Especially considering the nurse in question was probably sixty and looked like Lester Hamish, a cross-eyed drunk from Father O'Toole's old parish.
“And unless Father O'Toole was mistaken about you over this past week, you haven't left the house,” she continued. “So no sex then.”
“No.” My good mood vanished. “Not that it's any of your business.”
She raised an eyebrow. “Want to give me a minute to explain before you bite my head off?”
“Go for it,” I snapped. “Not sure how me not getting laid ever again will ever be your business, but go ahead.”
“Why won't you ever get laid again?” she asked, then her voice softened. “Because you're a monster?”
I couldn't stop myself from flinching, and I couldn't stop the wave of self-loathing that went through me.
“You said you feel like you don't have control over anything.” Her voice softened even more, but there was no pity in it. “Do you want it back? Do you want to feel like a man again?”
I swallowed hard and had to look away. Hearing her say those things...
“Shit,” she muttered. “I don't really know how to say this without just coming out and saying it.?
??
“Spit it out, Nori.” I turned away from her. “Just fucking say it and get out.”

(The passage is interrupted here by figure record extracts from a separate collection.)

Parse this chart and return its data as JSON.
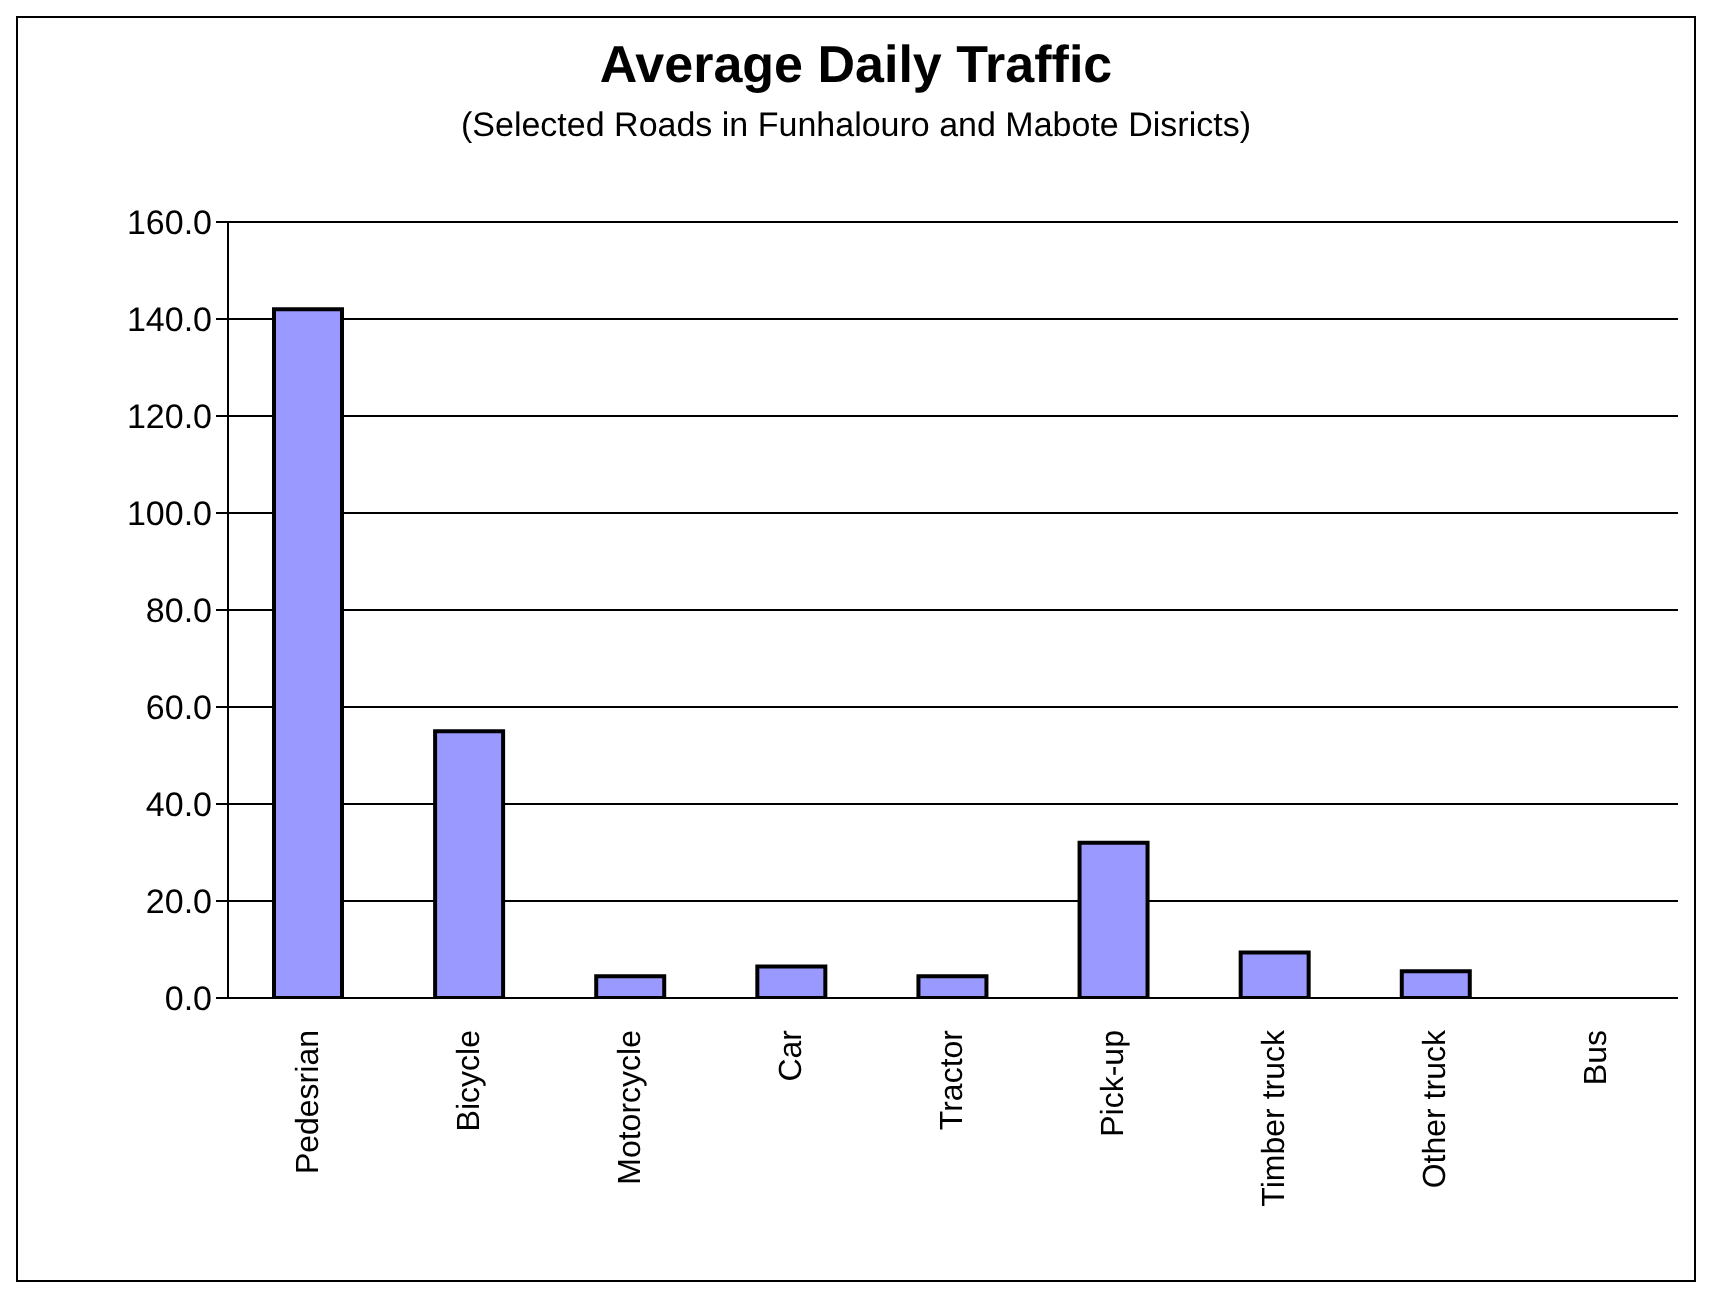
{
  "chart_data": {
    "type": "bar",
    "title": "Average Daily Traffic",
    "subtitle": "(Selected Roads in Funhalouro and Mabote Disricts)",
    "categories": [
      "Pedesrian",
      "Bicycle",
      "Motorcycle",
      "Car",
      "Tractor",
      "Pick-up",
      "Timber truck",
      "Other truck",
      "Bus"
    ],
    "values": [
      142,
      55,
      4.5,
      6.5,
      4.5,
      32,
      9.4,
      5.5,
      0
    ],
    "color": "#9999ff",
    "ylim": [
      0,
      160
    ],
    "yticks": [
      {
        "value": 0,
        "label": "0.0"
      },
      {
        "value": 20,
        "label": "20.0"
      },
      {
        "value": 40,
        "label": "40.0"
      },
      {
        "value": 60,
        "label": "60.0"
      },
      {
        "value": 80,
        "label": "80.0"
      },
      {
        "value": 100,
        "label": "100.0"
      },
      {
        "value": 120,
        "label": "120.0"
      },
      {
        "value": 140,
        "label": "140.0"
      },
      {
        "value": 160,
        "label": "160.0"
      }
    ],
    "grid": "y"
  }
}
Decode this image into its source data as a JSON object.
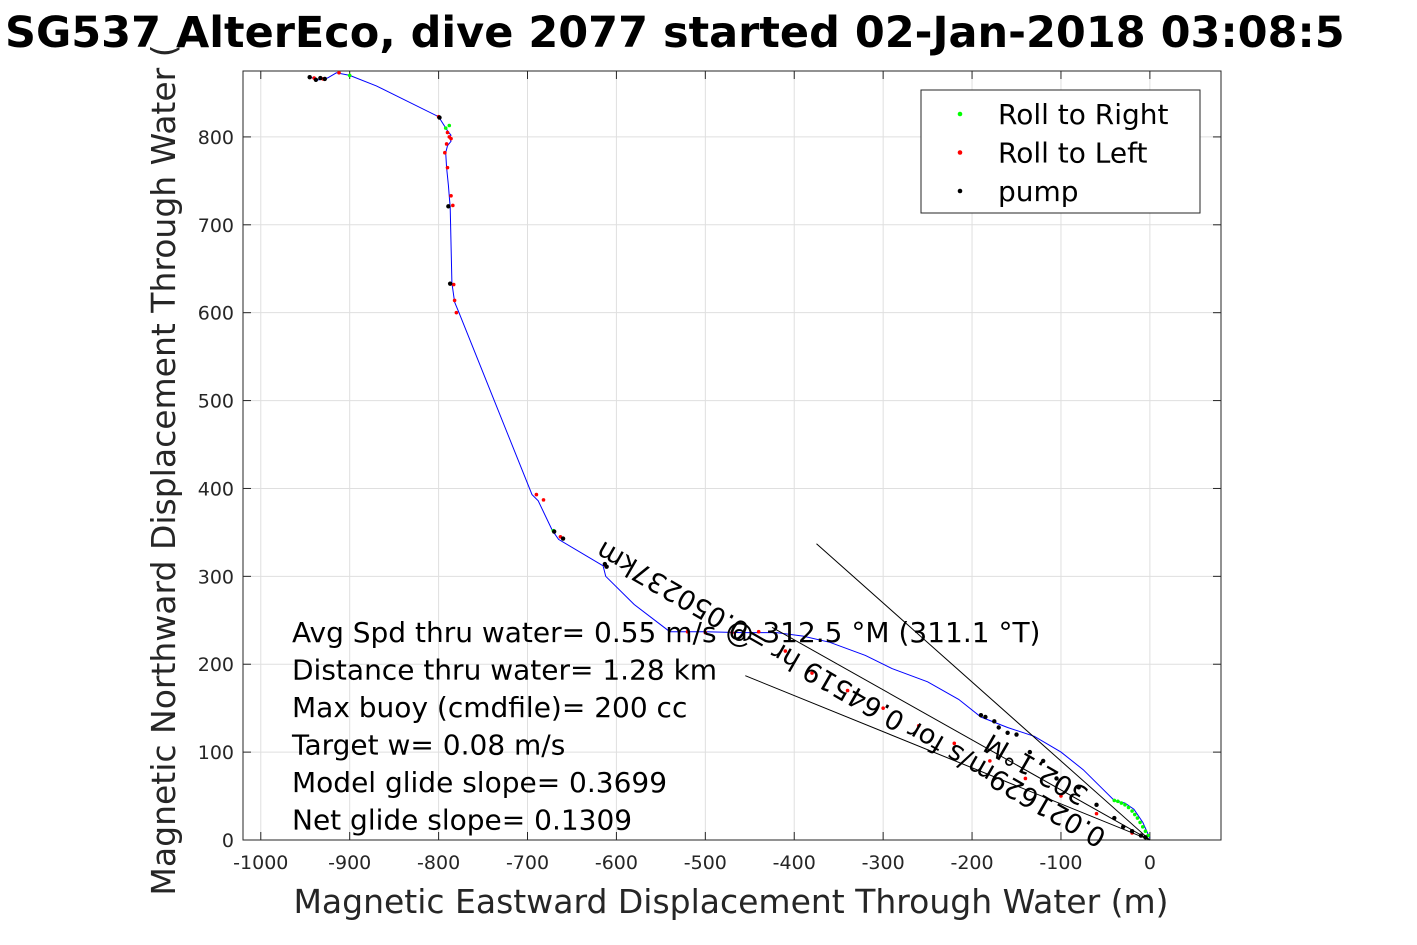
{
  "chart_data": {
    "type": "line",
    "title": "SG537 AlterEco, dive 2077 started 02-Jan-2018 03:08:5",
    "xlabel": "Magnetic Eastward Displacement Through Water (m)",
    "ylabel": "Magnetic Northward Displacement Through Water (",
    "xlim": [
      -1020,
      80
    ],
    "ylim": [
      0,
      875
    ],
    "xticks": [
      -1000,
      -900,
      -800,
      -700,
      -600,
      -500,
      -400,
      -300,
      -200,
      -100,
      0
    ],
    "yticks": [
      0,
      100,
      200,
      300,
      400,
      500,
      600,
      700,
      800
    ],
    "grid": true,
    "legend_position": "top-right",
    "legend": [
      {
        "label": "Roll to Right",
        "color": "#00ff00"
      },
      {
        "label": "Roll to Left",
        "color": "#ff0000"
      },
      {
        "label": "pump",
        "color": "#000000"
      }
    ],
    "series": [
      {
        "kind": "track",
        "color": "#0000ff",
        "x": [
          0,
          -8,
          -18,
          -28,
          -40,
          -55,
          -75,
          -100,
          -130,
          -160,
          -190,
          -215,
          -250,
          -290,
          -320,
          -360,
          -390,
          -420,
          -460,
          -500,
          -540,
          -580,
          -612,
          -615,
          -665,
          -672,
          -688,
          -695,
          -777,
          -782,
          -785,
          -787,
          -788,
          -789,
          -791,
          -792,
          -790,
          -786,
          -788,
          -786,
          -790,
          -800,
          -870,
          -900,
          -915,
          -925,
          -935,
          -945
        ],
        "y": [
          2,
          20,
          35,
          42,
          45,
          60,
          80,
          100,
          118,
          128,
          140,
          160,
          180,
          195,
          210,
          225,
          232,
          236,
          236,
          237,
          237,
          268,
          300,
          312,
          342,
          352,
          386,
          393,
          600,
          612,
          634,
          720,
          732,
          745,
          765,
          782,
          790,
          795,
          800,
          802,
          807,
          823,
          858,
          870,
          873,
          867,
          865,
          868
        ]
      },
      {
        "kind": "roll_right",
        "color": "#00ff00",
        "x": [
          -2,
          -5,
          -8,
          -11,
          -14,
          -17,
          -20,
          -24,
          -28,
          -32,
          -36,
          -40,
          -671,
          -900,
          -788,
          -792
        ],
        "y": [
          5,
          10,
          15,
          20,
          25,
          29,
          33,
          37,
          40,
          42,
          44,
          45,
          352,
          870,
          813,
          810
        ]
      },
      {
        "kind": "roll_left",
        "color": "#ff0000",
        "x": [
          -20,
          -60,
          -100,
          -140,
          -180,
          -220,
          -260,
          -300,
          -340,
          -380,
          -410,
          -440,
          -470,
          -500,
          -520,
          -690,
          -682,
          -663,
          -612,
          -780,
          -782,
          -783,
          -784,
          -786,
          -790,
          -793,
          -791,
          -788,
          -786,
          -790,
          -800,
          -912,
          -930,
          -940
        ],
        "y": [
          8,
          30,
          50,
          70,
          90,
          110,
          130,
          150,
          170,
          190,
          215,
          237,
          236,
          236,
          237,
          393,
          387,
          345,
          312,
          600,
          614,
          632,
          722,
          733,
          765,
          782,
          792,
          800,
          798,
          805,
          823,
          873,
          866,
          867
        ]
      },
      {
        "kind": "pump",
        "color": "#000000",
        "x": [
          -190,
          -185,
          -175,
          -170,
          -160,
          -150,
          -135,
          -120,
          -105,
          -80,
          -60,
          -40,
          -30,
          -20,
          -10,
          -5,
          -613,
          -611,
          -660,
          -670,
          -787,
          -789,
          -799,
          -928,
          -933,
          -938,
          -945
        ],
        "y": [
          142,
          140,
          135,
          128,
          122,
          120,
          100,
          90,
          70,
          60,
          40,
          25,
          15,
          10,
          5,
          3,
          314,
          311,
          343,
          351,
          633,
          721,
          822,
          866,
          867,
          865,
          868
        ]
      },
      {
        "kind": "line",
        "color": "#000000",
        "x": [
          0,
          -375
        ],
        "y": [
          0,
          337
        ]
      },
      {
        "kind": "line",
        "color": "#000000",
        "x": [
          0,
          -455
        ],
        "y": [
          0,
          187
        ]
      },
      {
        "kind": "line",
        "color": "#000000",
        "x": [
          0,
          -425
        ],
        "y": [
          0,
          242
        ]
      }
    ],
    "stats_text": [
      "Avg Spd thru water=  0.55 m/s @ 312.5 °M (311.1 °T)",
      "Distance thru water=  1.28 km",
      "Max buoy (cmdfile)= 200 cc",
      "Target w= 0.08 m/s",
      "Model glide slope= 0.3699",
      "Net glide slope= 0.1309"
    ],
    "rotated_annotations": [
      "0.021629m/s for 0.64519 hr =0.050237km",
      "302.1°M"
    ]
  }
}
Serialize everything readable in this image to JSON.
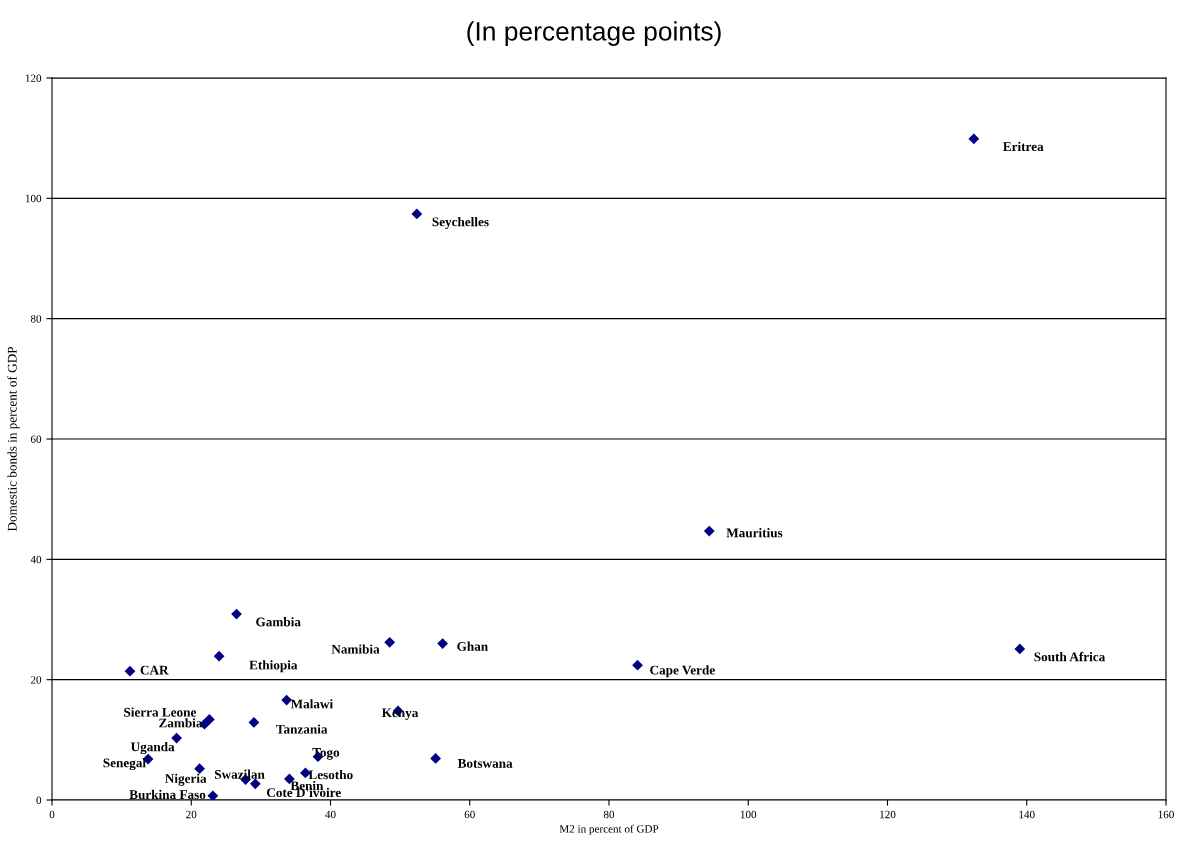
{
  "chart_data": {
    "type": "scatter",
    "title": "(In percentage points)",
    "xlabel": "M2 in percent of GDP",
    "ylabel": "Domestic bonds in percent of GDP",
    "x": [
      132.4,
      52.4,
      94.4,
      139.0,
      84.1,
      26.5,
      48.5,
      56.1,
      24.0,
      11.2,
      33.7,
      49.7,
      22.6,
      21.9,
      29.0,
      17.9,
      38.2,
      55.1,
      13.8,
      21.2,
      36.4,
      27.8,
      29.2,
      34.1,
      23.1
    ],
    "series": [
      {
        "color": "#000080",
        "values": [
          109.9,
          97.4,
          44.7,
          25.1,
          22.4,
          30.9,
          26.2,
          26.0,
          23.9,
          21.4,
          16.6,
          14.8,
          13.4,
          12.6,
          12.9,
          10.3,
          7.2,
          6.9,
          6.8,
          5.2,
          4.5,
          3.4,
          2.7,
          3.5,
          0.7
        ]
      }
    ],
    "annotations": [
      {
        "text": "Eritrea",
        "x": 132.4,
        "y": 109.9
      },
      {
        "text": "Seychelles",
        "x": 52.4,
        "y": 97.4
      },
      {
        "text": "Mauritius",
        "x": 94.4,
        "y": 44.7
      },
      {
        "text": "South Africa",
        "x": 139.0,
        "y": 25.1
      },
      {
        "text": "Cape Verde",
        "x": 84.1,
        "y": 22.4
      },
      {
        "text": "Gambia",
        "x": 26.5,
        "y": 30.9
      },
      {
        "text": "Namibia",
        "x": 48.5,
        "y": 26.2
      },
      {
        "text": "Ghan",
        "x": 56.1,
        "y": 26.0
      },
      {
        "text": "Ethiopia",
        "x": 24.0,
        "y": 23.9
      },
      {
        "text": "CAR",
        "x": 11.2,
        "y": 21.4
      },
      {
        "text": "Malawi",
        "x": 33.7,
        "y": 16.6
      },
      {
        "text": "Kenya",
        "x": 49.7,
        "y": 14.8
      },
      {
        "text": "Sierra Leone",
        "x": 22.6,
        "y": 13.4
      },
      {
        "text": "Zambia",
        "x": 21.9,
        "y": 12.6
      },
      {
        "text": "Tanzania",
        "x": 29.0,
        "y": 12.9
      },
      {
        "text": "Uganda",
        "x": 17.9,
        "y": 10.3
      },
      {
        "text": "Togo",
        "x": 38.2,
        "y": 7.2
      },
      {
        "text": "Botswana",
        "x": 55.1,
        "y": 6.9
      },
      {
        "text": "Senegal",
        "x": 13.8,
        "y": 6.8
      },
      {
        "text": "Nigeria",
        "x": 21.2,
        "y": 5.2
      },
      {
        "text": "Lesotho",
        "x": 36.4,
        "y": 4.5
      },
      {
        "text": "Swazilan",
        "x": 27.8,
        "y": 3.4
      },
      {
        "text": "Cote D'ivoire",
        "x": 29.2,
        "y": 2.7
      },
      {
        "text": "Benin",
        "x": 34.1,
        "y": 3.5
      },
      {
        "text": "Burkina Faso",
        "x": 23.1,
        "y": 0.7
      }
    ],
    "xlim": [
      0,
      160
    ],
    "xticks": [
      0,
      20,
      40,
      60,
      80,
      100,
      120,
      140,
      160
    ],
    "ylim": [
      0,
      120
    ],
    "yticks": [
      0,
      20,
      40,
      60,
      80,
      100,
      120
    ],
    "grid": "y",
    "marker": "diamond",
    "legend": false
  }
}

For a moment, I thought I'd managed to push her away, to get her mad enough that she'd go back to Texas and her boyfriend. Then she started talking again.
“My ex-boyfriend and I were part of a...lifestyle where control was important.”
Ex-boyfriend? Ex? I was so caught on that first word that I almost missed the second word I should've been paying attention to.
Lifestyle.
What the hell was she talking about?
“When I first met Tanner, he saw something in me.”
I didn't turn to face her, but I was no longer lost in my own head. I was listening, probably harder than I'd listened to anyone lately.
“He saw a part of me that I hadn't allowed myself to see,” she continued. “And after we'd been dating for only a few weeks, he told me something about himself that he felt I needed to know if we wanted to be in a relationship. He told me that he was a Dom.”
There was a moment of heavy silence as she waited for my brain to catch up. She wasn't the only one. My mind was refusing to process what I knew she was saying.
Lifestyle.
Dom.
In a post-50 Shades world, even most housewives knew what those two words meant.
“Yes,” she answered my unasked question. “Tanner introduced me to the real world of BDSM. He showed me what it meant to be a Dominant, and how I was a natural Submissive.”
Nori? Submissive?
Somehow, that wasn't a word that fit the woman behind me.
“It's not what most people think,” she continued. “Probably not what you're thinking.”
“You don't know what I'm thinking.” Hell, I didn't know what I was thinking.
“That I'm not some weak, mousey little girl with self-esteem issues.”